I have tried to build ML model using RandomForest, Adaboost, LR, and XGBOOST but unfortunately I didn’t good R2 42% only and most likely I have overfitting in my model. is there any ideas to improve my model accuracy like building Deep Learning model or trying try with another ML algorithm.
Total samples: 5000 sample
correlation.matrix: bad correlation between the features and the label
To give some more context, you many want to compare the performance of your models to a simple baseline estimator, like the numeric average.
You can check for overfitting by measuring performance on a hold out set.
Lastly, to increase performance, you can try some feature engineering, e.g. binning numeric variables, standardizing numeric variables, etc. Another option is to combine models, taking the average prediction, or building a model on top of model predictions (stacking).
To Confirm Overfitting :
- Please use cross validation technique. (or)

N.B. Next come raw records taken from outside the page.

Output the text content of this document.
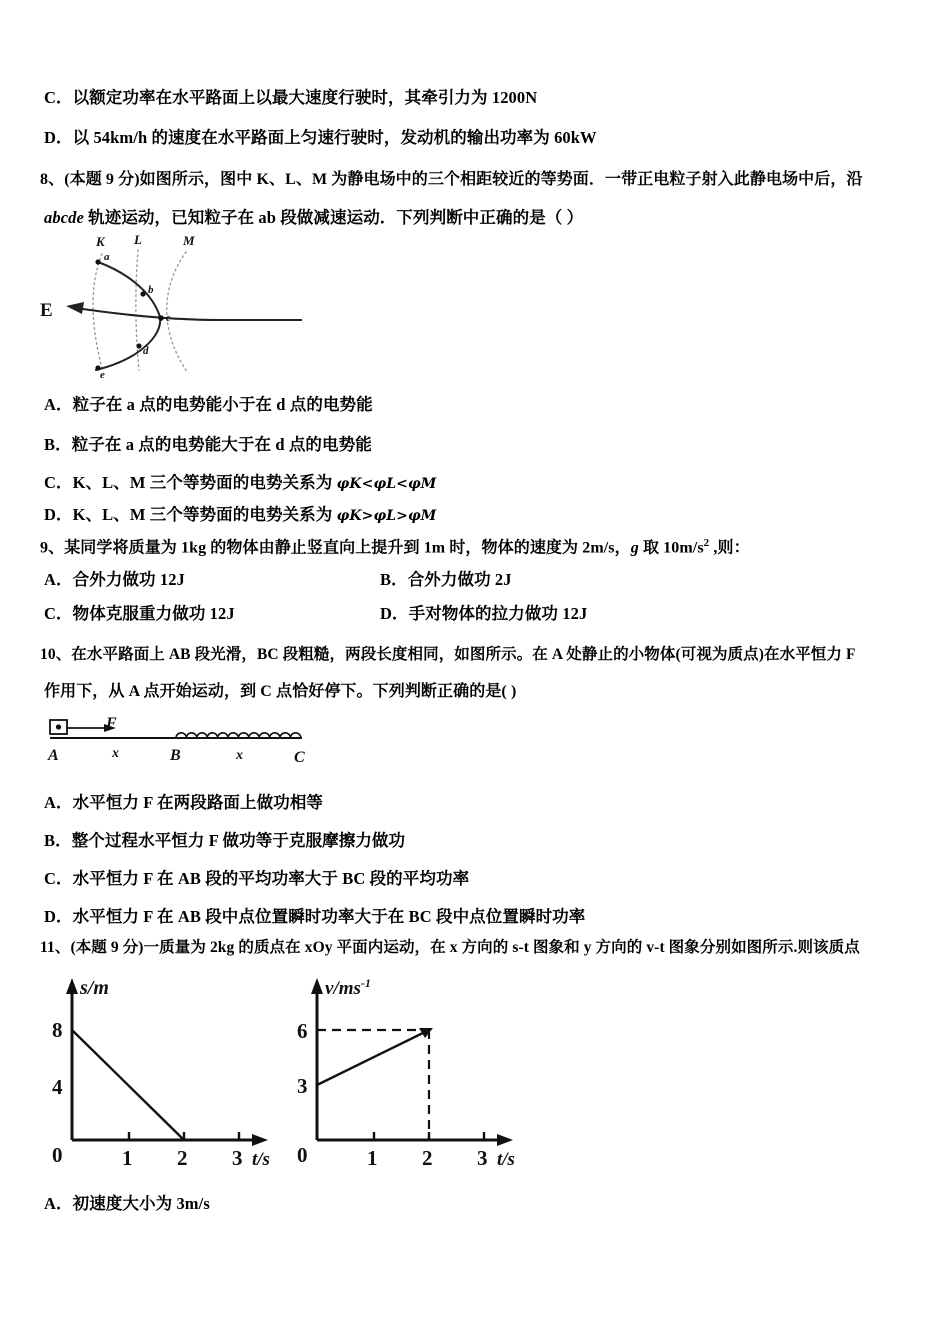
C．以额定功率在水平路面上以最大速度行驶时，其牵引力为 1200N
D．以 54km/h 的速度在水平路面上匀速行驶时，发动机的输出功率为 60kW
8、(本题 9 分)如图所示，图中 K、L、M 为静电场中的三个相距较近的等势面．一带正电粒子射入此静电场中后，沿
abcde 轨迹运动，已知粒子在 ab 段做减速运动．下列判断中正确的是（ ）
K L	M
a
b
c
d
e
E
A．粒子在 a 点的电势能小于在 d 点的电势能
B．粒子在 a 点的电势能大于在 d 点的电势能
C．K、L、M 三个等势面的电势关系为 φK<φL<φM
D．K、L、M 三个等势面的电势关系为 φK>φL>φM
9、某同学将质量为 1kg 的物体由静止竖直向上提升到 1m 时，物体的速度为 2m/s，g 取 $10m/s^2$ ,则：
A．合外力做功 12J	B．合外力做功 2J
C．物体克服重力做功 12J	D．手对物体的拉力做功 12J
10、在水平路面上 AB 段光滑，BC 段粗糙，两段长度相同，如图所示。在 A 处静止的小物体(可视为质点)在水平恒力 F
作用下，从 A 点开始运动，到 C 点恰好停下。下列判断正确的是( )
F
A	B	C
x	x
A．水平恒力 F 在两段路面上做功相等
B．整个过程水平恒力 F 做功等于克服摩擦力做功
C．水平恒力 F 在 AB 段的平均功率大于 BC 段的平均功率
D．水平恒力 F 在 AB 段中点位置瞬时功率大于在 BC 段中点位置瞬时功率
11、(本题 9 分)一质量为 2kg 的质点在 xOy 平面内运动，在 x 方向的 s-t 图象和 y 方向的 v-t 图象分别如图所示.则该质点
8
4
0	1 2 3
s/m
t/s
6
3
0	1 2 3
$v/ms^{-1}$
t/s
A．初速度大小为 3m/s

- Divide data in 60:20:20 ratio (Train 60% , Test 20% , Validation 20%).
As per your post , it looks like most of the models (Linear and Tree based) are performing poorly. May be , you need to refine data pre-processing and focus more on Feature selection and engineering.
Data pre-processing ->
- If Data is not normally distributed -> You can do Log transformation.
- Scale your data using -> Standard or MinMaxScaler.
- Check for multicollinearity and remove correlated features.
- Use appropriate techniques for categorical features : Label / Onehot / Mean Encoding.
- Use Feature selection in an iterative manner , e.g. filtering out less important feature and then see how performance is changing then add some more features and compare .
- Try using stacked ensemble method.
- You can try GBM /CATBoost Regressor as well.